Category elements -- constructing query URLs
--------------------------------------------

gh: andreas' point (email): query id attribute, constructing these out
of relative uri, or based on base uri.
agree with andreas: we know what those will be.
for clarity of spec, we should specify: here's base uri, here's how you
construct the segments query, etc.
ad: trouble for segments- could be on ref server
gh: doubt that people will impl this way. will be specific to server
and will be related to everyone else's notion of chromosomes and
assemblies.
ad: where does the distributed nature of das come from? ref server
gh: das/1: ref server has residues to serve, regions (entry pts)
served up by everyone. this was the notion of ref vs non-ref
server to carry forward. non-ref server still serves up segments.
will have segments in it's reference space. reference would be genome
assembly version + organism. sufficient to globally identify it.
ap: had discussions about this. query id
td: issue comes from seqs being urls rather than opaque ids in a ns
defined by coord system. have a set of servers that share common coord
syst. then a seq identified by stringx on one server is same as on the
other server.
the remaining q: server that doesn't want to serve up seqs, what urls
does it use? can it use an opaque seq name that is known by that name of
ref server? 

gh: restating concerns here: using query string to construct uri's
1. confusion: arbitrary uri means more confusing spec, and how to
   implement it (can't just say /segment, but 'whatever is pointed at
   by such and such uri')
2. size of documents. right now, can use same xml:base for features
   document, can make feat ids and location id relative to it, nice
   and short. if seg is on other server, need to expand one of the ids

compresses well, but that will take longer than transmission.
this is only for features xml.

can use coords or assembly info to determine identity between urls.
want a defined ns.
ad: you want a way to say: these are relative urls to a base url for
that data type. so that this type url is relative to some base url for
types, similar for segments, features.
gh: we have this now, can be relative or absolute
ad: there is a default xml base like thing: one for type, segment,
features. so you could have relative ids to those bases.
gh: possibly, but not ideal. It's better to use a std xml base for all
of them. 
each server has it's own unique uris for segments.

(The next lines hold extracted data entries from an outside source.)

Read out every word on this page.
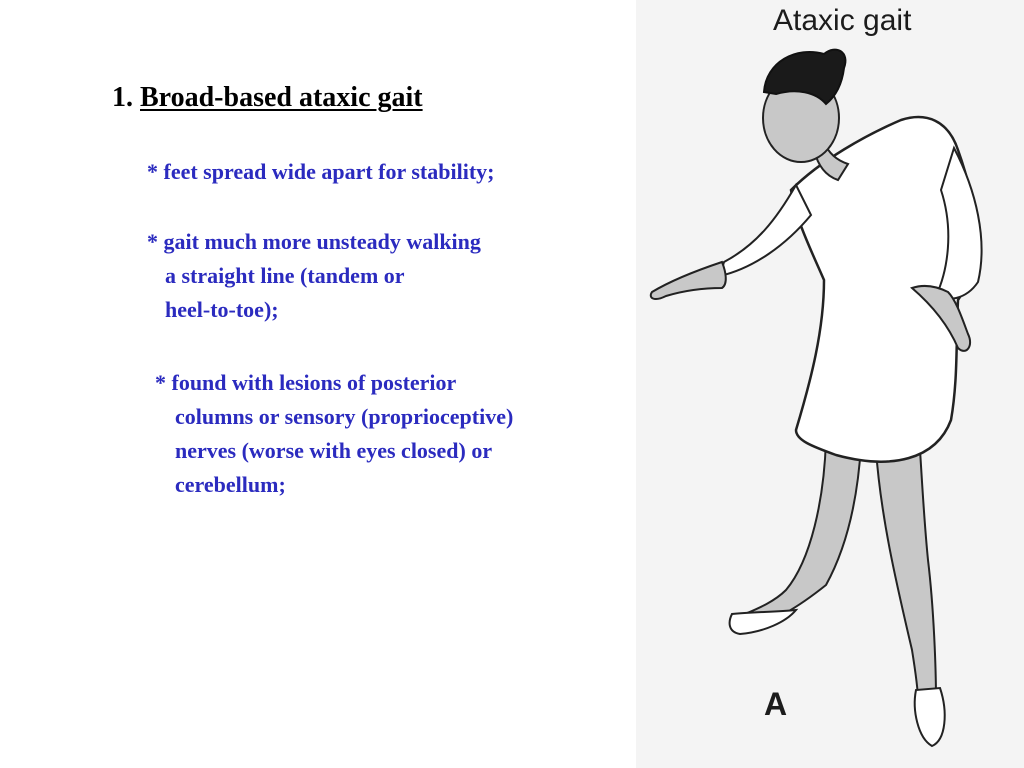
1. Broad-based ataxic gait

* feet spread wide apart for stability;

* gait much more unsteady walking
a straight line (tandem or
heel-to-toe);

* found with lesions of posterior
columns or sensory (proprioceptive)
nerves (worse with eyes closed) or
cerebellum;

Ataxic gait
A
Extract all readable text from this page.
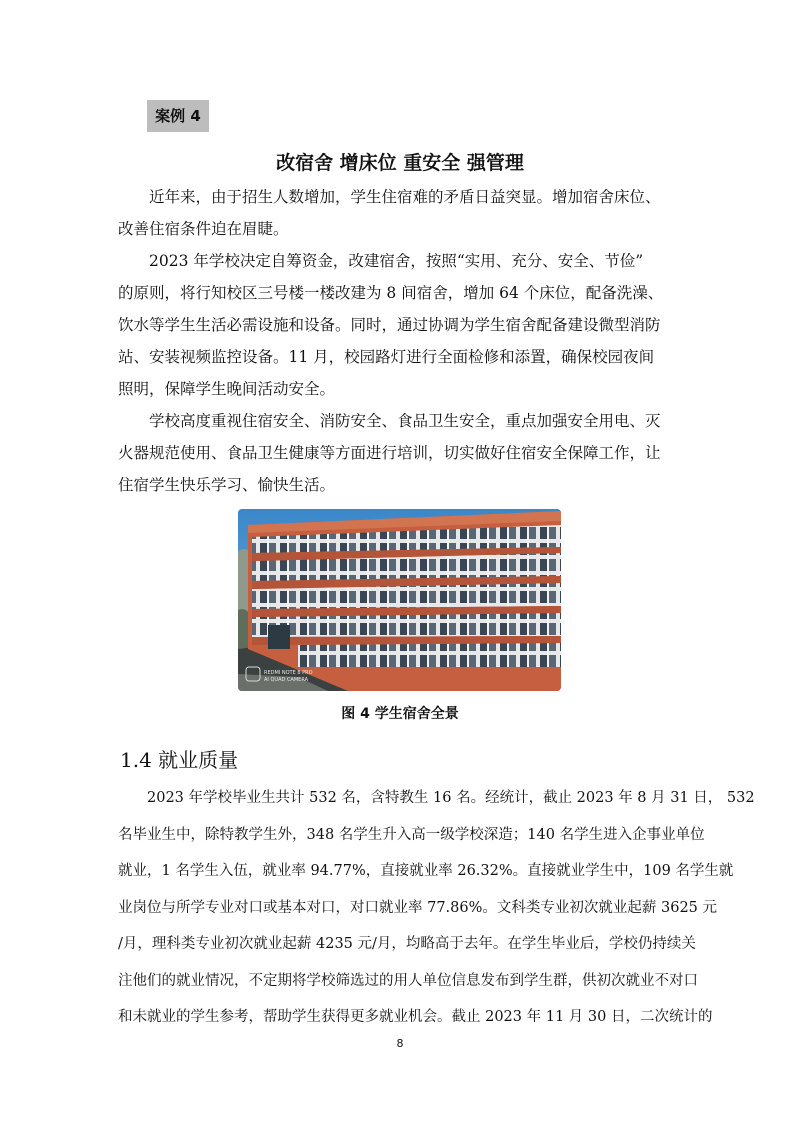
案例 4
改宿舍 增床位 重安全 强管理
　　近年来，由于招生人数增加，学生住宿难的矛盾日益突显。增加宿舍床位、
改善住宿条件迫在眉睫。
　　2023 年学校决定自筹资金，改建宿舍，按照“实用、充分、安全、节俭”
的原则，将行知校区三号楼一楼改建为 8 间宿舍，增加 64 个床位，配备洗澡、
饮水等学生生活必需设施和设备。同时，通过协调为学生宿舍配备建设微型消防
站、安装视频监控设备。11 月，校园路灯进行全面检修和添置，确保校园夜间
照明，保障学生晚间活动安全。
　　学校高度重视住宿安全、消防安全、食品卫生安全，重点加强安全用电、灭
火器规范使用、食品卫生健康等方面进行培训，切实做好住宿安全保障工作，让
住宿学生快乐学习、愉快生活。
REDMI NOTE 8 PRO
AI QUAD CAMERA
图 4 学生宿舍全景
1.4 就业质量
　　2023 年学校毕业生共计 532 名，含特教生 16 名。经统计，截止 2023 年 8 月 31 日， 532
名毕业生中，除特教学生外，348 名学生升入高一级学校深造；140 名学生进入企事业单位
就业，1 名学生入伍，就业率 94.77%，直接就业率 26.32%。直接就业学生中，109 名学生就
业岗位与所学专业对口或基本对口，对口就业率 77.86%。文科类专业初次就业起薪 3625 元
/月，理科类专业初次就业起薪 4235 元/月，均略高于去年。在学生毕业后，学校仍持续关
注他们的就业情况，不定期将学校筛选过的用人单位信息发布到学生群，供初次就业不对口
和未就业的学生参考，帮助学生获得更多就业机会。截止 2023 年 11 月 30 日，二次统计的
8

I'm proposing that we decouple segments from residues and having
segments doesn't mean we can serve residues. reasoning:
- this leads to smaller xml docs
- simplifies the spec if we didn't have to construct query ids from
  category element

would rather specify the string that's appended in the spec.

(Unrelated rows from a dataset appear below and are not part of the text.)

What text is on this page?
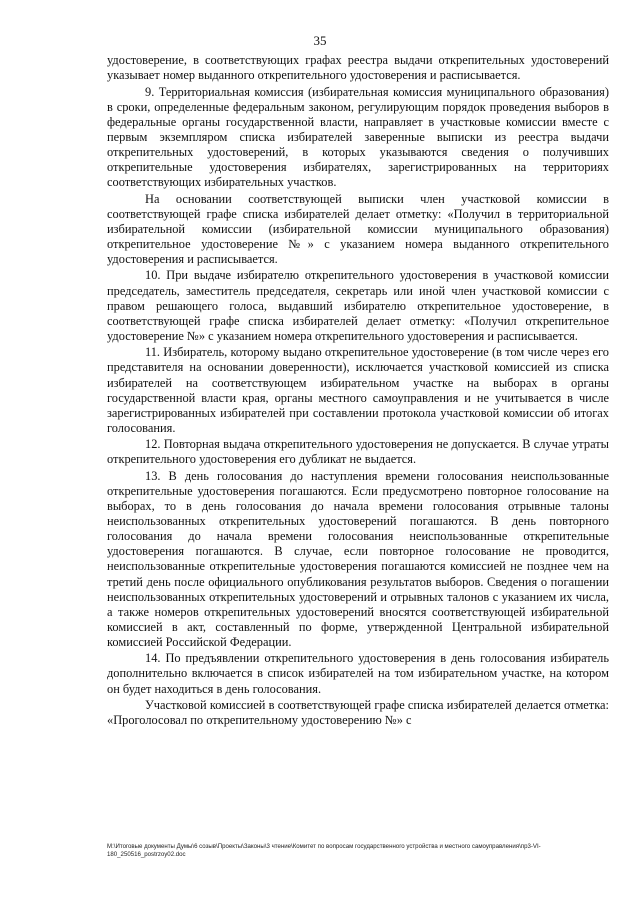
35

удостоверение, в соответствующих графах реестра выдачи открепительных удостоверений указывает номер выданного открепительного удостоверения и расписывается.

9. Территориальная комиссия (избирательная комиссия муниципального образования) в сроки, определенные федеральным законом, регулирующим порядок проведения выборов в федеральные органы государственной власти, направляет в участковые комиссии вместе с первым экземпляром списка избирателей заверенные выписки из реестра выдачи открепительных удостоверений, в которых указываются сведения о получивших открепительные удостоверения избирателях, зарегистрированных на территориях соответствующих избирательных участков.

На основании соответствующей выписки член участковой комиссии в соответствующей графе списка избирателей делает отметку: «Получил в территориальной избирательной комиссии (избирательной комиссии муниципального образования) открепительное удостоверение №» с указанием номера выданного открепительного удостоверения и расписывается.

10. При выдаче избирателю открепительного удостоверения в участковой комиссии председатель, заместитель председателя, секретарь или иной член участковой комиссии с правом решающего голоса, выдавший избирателю открепительное удостоверение, в соответствующей графе списка избирателей делает отметку: «Получил открепительное удостоверение №» с указанием номера открепительного удостоверения и расписывается.

11. Избиратель, которому выдано открепительное удостоверение (в том числе через его представителя на основании доверенности), исключается участковой комиссией из списка избирателей на соответствующем избирательном участке на выборах в органы государственной власти края, органы местного самоуправления и не учитывается в числе зарегистрированных избирателей при составлении протокола участковой комиссии об итогах голосования.

12. Повторная выдача открепительного удостоверения не допускается. В случае утраты открепительного удостоверения его дубликат не выдается.

13. В день голосования до наступления времени голосования неиспользованные открепительные удостоверения погашаются. Если предусмотрено повторное голосование на выборах, то в день голосования до начала времени голосования отрывные талоны неиспользованных открепительных удостоверений погашаются. В день повторного голосования до начала времени голосования неиспользованные открепительные удостоверения погашаются. В случае, если повторное голосование не проводится, неиспользованные открепительные удостоверения погашаются комиссией не позднее чем на третий день после официального опубликования результатов выборов. Сведения о погашении неиспользованных открепительных удостоверений и отрывных талонов с указанием их числа, а также номеров открепительных удостоверений вносятся соответствующей избирательной комиссией в акт, составленный по форме, утвержденной Центральной избирательной комиссией Российской Федерации.

14. По предъявлении открепительного удостоверения в день голосования избиратель дополнительно включается в список избирателей на том избирательном участке, на котором он будет находиться в день голосования.

Участковой комиссией в соответствующей графе списка избирателей делается отметка: «Проголосовал по открепительному удостоверению №» с

M:\Итоговые документы Думы\6 созыв\Проекты\Законы\3 чтение\Комитет по вопросам государственного устройства и местного самоуправления\пр3-VI-180_250516_postrzoy02.doc
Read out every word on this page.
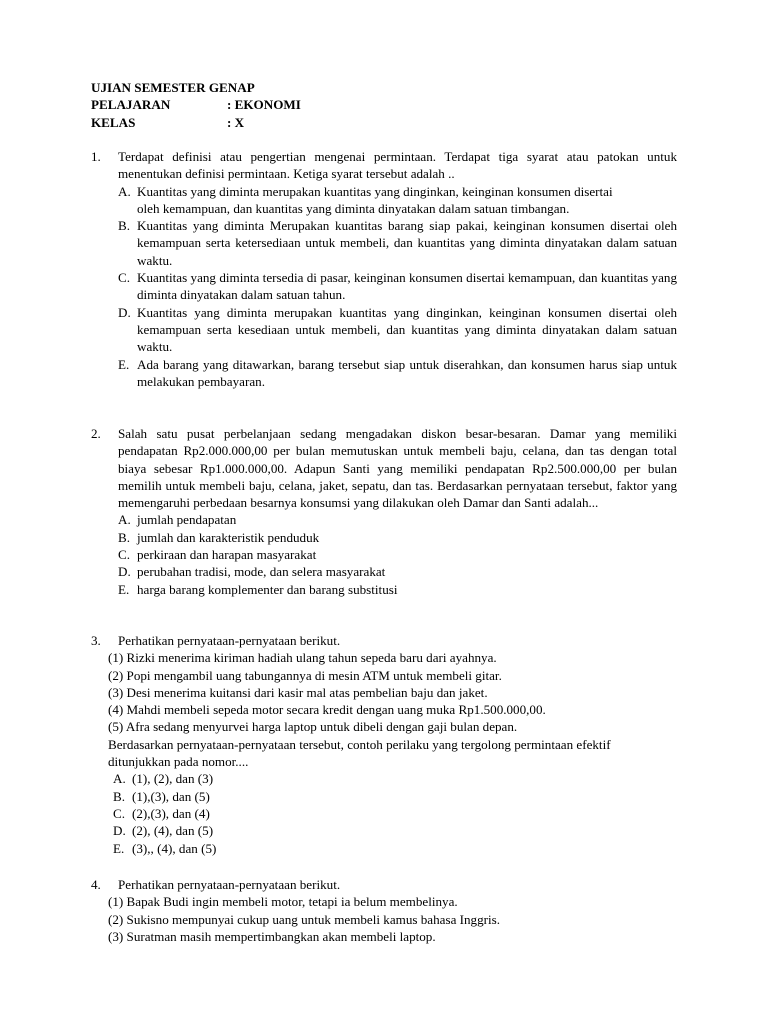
UJIAN SEMESTER GENAP
PELAJARAN	: EKONOMI
KELAS	: X
1.	Terdapat definisi atau pengertian mengenai permintaan. Terdapat tiga syarat atau patokan untuk menentukan definisi permintaan. Ketiga syarat tersebut adalah ..
A. Kuantitas yang diminta merupakan kuantitas yang dinginkan, keinginan konsumen disertai
oleh kemampuan, dan kuantitas yang diminta dinyatakan dalam satuan timbangan.
B. Kuantitas yang diminta Merupakan kuantitas barang siap pakai, keinginan konsumen disertai oleh kemampuan serta ketersediaan untuk membeli, dan kuantitas yang diminta dinyatakan dalam satuan waktu.
C. Kuantitas yang diminta tersedia di pasar, keinginan konsumen disertai kemampuan, dan kuantitas yang diminta dinyatakan dalam satuan tahun.
D. Kuantitas yang diminta merupakan kuantitas yang dinginkan, keinginan konsumen disertai oleh kemampuan serta kesediaan untuk membeli, dan kuantitas yang diminta dinyatakan dalam satuan waktu.
E. Ada barang yang ditawarkan, barang tersebut siap untuk diserahkan, dan konsumen harus siap untuk melakukan pembayaran.
2.	Salah satu pusat perbelanjaan sedang mengadakan diskon besar-besaran. Damar yang memiliki pendapatan Rp2.000.000,00 per bulan memutuskan untuk membeli baju, celana, dan tas dengan total biaya sebesar Rp1.000.000,00. Adapun Santi yang memiliki pendapatan Rp2.500.000,00 per bulan memilih untuk membeli baju, celana, jaket, sepatu, dan tas. Berdasarkan pernyataan tersebut, faktor yang memengaruhi perbedaan besarnya konsumsi yang dilakukan oleh Damar dan Santi adalah...
A. jumlah pendapatan
B. jumlah dan karakteristik penduduk
C. perkiraan dan harapan masyarakat
D. perubahan tradisi, mode, dan selera masyarakat
E. harga barang komplementer dan barang substitusi
3.	Perhatikan pernyataan-pernyataan berikut.
(1) Rizki menerima kiriman hadiah ulang tahun sepeda baru dari ayahnya.
(2) Popi mengambil uang tabungannya di mesin ATM untuk membeli gitar.
(3) Desi menerima kuitansi dari kasir mal atas pembelian baju dan jaket.
(4) Mahdi membeli sepeda motor secara kredit dengan uang muka Rp1.500.000,00.
(5) Afra sedang menyurvei harga laptop untuk dibeli dengan gaji bulan depan.
Berdasarkan pernyataan-pernyataan tersebut, contoh perilaku yang tergolong permintaan efektif ditunjukkan pada nomor....
A. (1), (2), dan (3)
B. (1),(3), dan (5)
C. (2),(3), dan (4)
D. (2), (4), dan (5)
E. (3),, (4), dan (5)
4.	Perhatikan pernyataan-pernyataan berikut.
(1) Bapak Budi ingin membeli motor, tetapi ia belum membelinya.
(2) Sukisno mempunyai cukup uang untuk membeli kamus bahasa Inggris.
(3) Suratman masih mempertimbangkan akan membeli laptop.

sc: might could deal with this issue by adding structure to the
document in order to add different xml:bases for different data
types. e.g., use different parent elements that could define their own
xml:bases, one for types, segments, and feautures. might complicate
the spec tho. 

ad: single genome have same types across all dbs.
gh: across servers, dangerous.
ad/td: globally unique ids, could have everything in the same directory.
td: can we just use seq/name, type/name. i.e., codifying what the
convention now is.
ad: name is put at end of base url
a feature document may give types, segments, other features.
td: just use simple strings, not urls.
gh: std uri syntax isn't important, but a std query mechanism to get
all of these is. some uri you put a '/types' on or a '/segments'.
ad: you have this right now.
gh: but it's only defined for a server, not the whole spec. there's no
where in the spec that says this. confusing for people
reading/implementing the spec.
ap: If you make it free text, you don't know what to put for a given server?
ad: you get a document
ap: I already know the server, not necessarily a document.

ad: taking out the mention of any hierarchy, just refer to things as
feat query url.

[note taker is having trouble following the thread of this discussion.]

gh: let's sleep on it, discuss tomorrow, vote then.